Logistic models often include correlated predictors. A covariate R squared value can inflate the power based sample size. Clustered data or weighted surveys can need a design effect. Attrition also matters, because not every enrolled record becomes a complete case. The final sample is inflated for missing data so the usable sample stays near the target.

Interpreting results

The complete case sample is the number needed after losses. The enrolled sample is the larger number you should recruit or extract. Expected events show whether the model has enough outcome information. Expected non-events are also important, because a model with only events cannot separate risk groups well.

Good study practice

Use realistic values from pilot work, published studies, or registry summaries. Run sensitivity checks with smaller odds ratios and lower event rates. Document every assumption in your protocol. If the study is clinical, regulatory, or high cost, ask a statistician to review the design. This page gives a planning estimate, not a final guarantee.

Using results with R

Researchers may later confirm the estimate with simulation in R. Simulations can include nonlinearity, interaction terms, unbalanced sampling, and planned exclusions. They can also test convergence rates. Use the calculator output as the first scenario. Then vary each assumption. Save the table of runs. A transparent range is more useful than one optimistic number. Conservative planning protects power and improves model reliability. It also helps reviewers understand why the target sample was chosen before data collection starts.

FAQs

What is logistic regression sample size?

It is the number of records needed to estimate or test a logistic regression model with acceptable power, event counts, and model stability.

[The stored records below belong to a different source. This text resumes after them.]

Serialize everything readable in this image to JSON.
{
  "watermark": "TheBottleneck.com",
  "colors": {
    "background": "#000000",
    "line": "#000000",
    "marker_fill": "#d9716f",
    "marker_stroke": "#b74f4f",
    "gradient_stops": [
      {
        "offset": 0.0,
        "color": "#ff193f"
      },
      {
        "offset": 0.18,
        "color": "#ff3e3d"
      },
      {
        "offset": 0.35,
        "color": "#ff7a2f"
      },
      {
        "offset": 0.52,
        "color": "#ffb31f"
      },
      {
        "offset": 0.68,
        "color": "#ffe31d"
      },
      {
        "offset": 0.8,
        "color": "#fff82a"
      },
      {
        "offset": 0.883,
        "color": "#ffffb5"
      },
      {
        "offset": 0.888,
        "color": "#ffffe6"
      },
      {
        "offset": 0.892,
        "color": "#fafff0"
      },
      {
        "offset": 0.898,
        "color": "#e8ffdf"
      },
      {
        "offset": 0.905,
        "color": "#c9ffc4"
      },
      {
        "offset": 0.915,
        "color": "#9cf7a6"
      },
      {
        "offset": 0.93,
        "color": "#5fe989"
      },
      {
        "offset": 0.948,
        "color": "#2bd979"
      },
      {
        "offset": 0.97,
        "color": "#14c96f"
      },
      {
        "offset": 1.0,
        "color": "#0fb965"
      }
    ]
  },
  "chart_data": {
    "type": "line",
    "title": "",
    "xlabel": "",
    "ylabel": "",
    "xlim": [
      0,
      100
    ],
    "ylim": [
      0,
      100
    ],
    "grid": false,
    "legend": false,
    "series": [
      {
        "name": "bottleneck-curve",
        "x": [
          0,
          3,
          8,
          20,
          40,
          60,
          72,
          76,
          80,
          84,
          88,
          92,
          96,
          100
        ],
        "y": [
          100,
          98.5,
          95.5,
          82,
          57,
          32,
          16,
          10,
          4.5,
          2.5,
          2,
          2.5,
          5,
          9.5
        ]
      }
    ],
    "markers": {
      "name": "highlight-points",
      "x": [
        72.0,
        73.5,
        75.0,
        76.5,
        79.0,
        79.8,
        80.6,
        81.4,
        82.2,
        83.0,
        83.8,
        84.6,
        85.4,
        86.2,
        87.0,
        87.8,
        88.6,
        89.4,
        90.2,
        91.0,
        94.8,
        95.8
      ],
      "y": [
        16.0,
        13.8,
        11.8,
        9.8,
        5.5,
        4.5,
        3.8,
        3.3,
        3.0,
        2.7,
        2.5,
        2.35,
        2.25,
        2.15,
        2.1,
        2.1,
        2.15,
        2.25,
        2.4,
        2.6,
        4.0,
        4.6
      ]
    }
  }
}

What does baseline event probability mean?

It is the expected event rate in the reference group. Use pilot data, past studies, or a reliable registry estimate.

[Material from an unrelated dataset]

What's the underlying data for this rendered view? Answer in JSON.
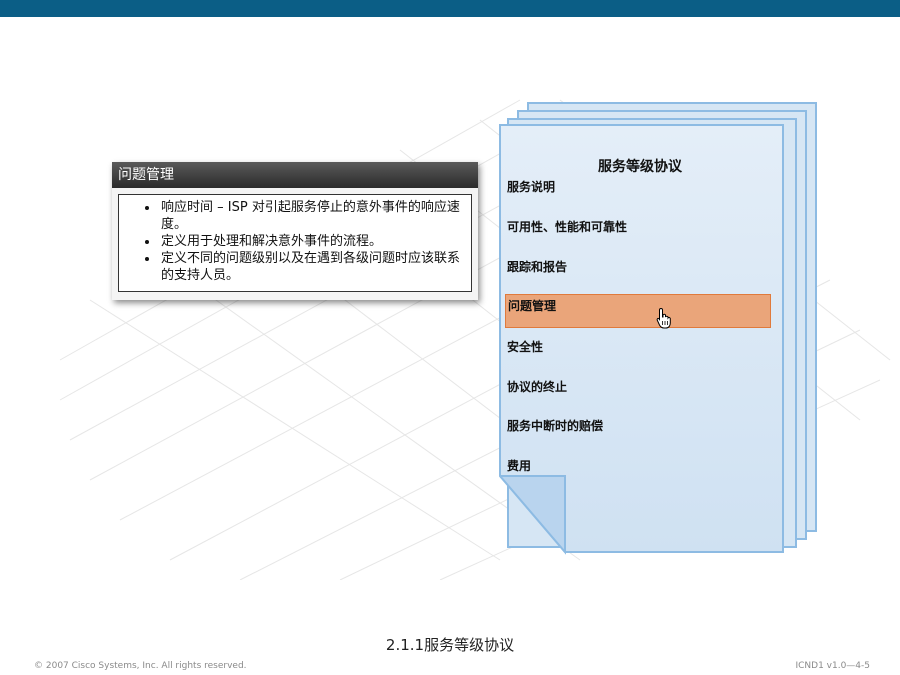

Why does the calculator use odds ratio?

Logistic regression estimates odds ratios. The calculator converts the expected odds ratio into an event probability difference for planning.

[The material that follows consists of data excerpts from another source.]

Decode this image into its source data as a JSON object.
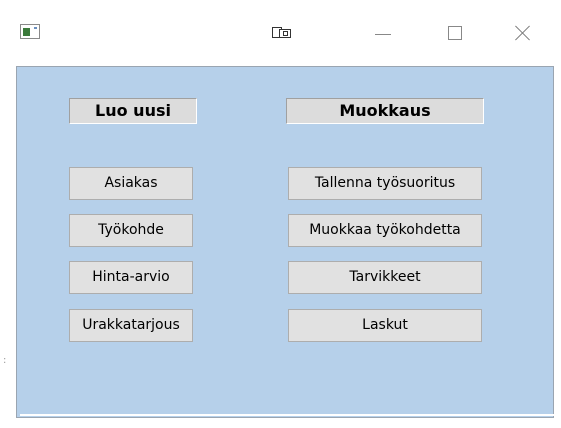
{
  "titlebar": {
    "app_icon": "app-window-icon",
    "center_icon": "pip-window-icon",
    "minimize_glyph": "—",
    "maximize_glyph": "☐",
    "close_glyph": "✕"
  },
  "sections": {
    "create_header": "Luo uusi",
    "edit_header": "Muokkaus"
  },
  "create_buttons": [
    "Asiakas",
    "Työkohde",
    "Hinta-arvio",
    "Urakkatarjous"
  ],
  "edit_buttons": [
    "Tallenna työsuoritus",
    "Muokkaa työkohdetta",
    "Tarvikkeet",
    "Laskut"
  ],
  "colors": {
    "client_background": "#b6d0ea",
    "button_face": "#e1e1e1",
    "button_border": "#adadad"
  }
}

What is events per variable?

Events per variable compares outcome events with model predictors. Higher values usually improve coefficient stability and reduce overfitting risk.

Should I use the power result or EPV result?

For safer planning, use the larger value. Power checks detection. EPV checks model information and stability.

What is covariate R squared?

It measures how much the main predictor is explained by other predictors. Higher values can require a larger sample.

What is design effect?

Design effect inflates the sample for clustering, weighting, or complex sampling. Use 1 for a simple independent sample.

Can this replace a statistician?

No. It gives a planning estimate. Complex studies should use simulation and expert statistical review before final approval.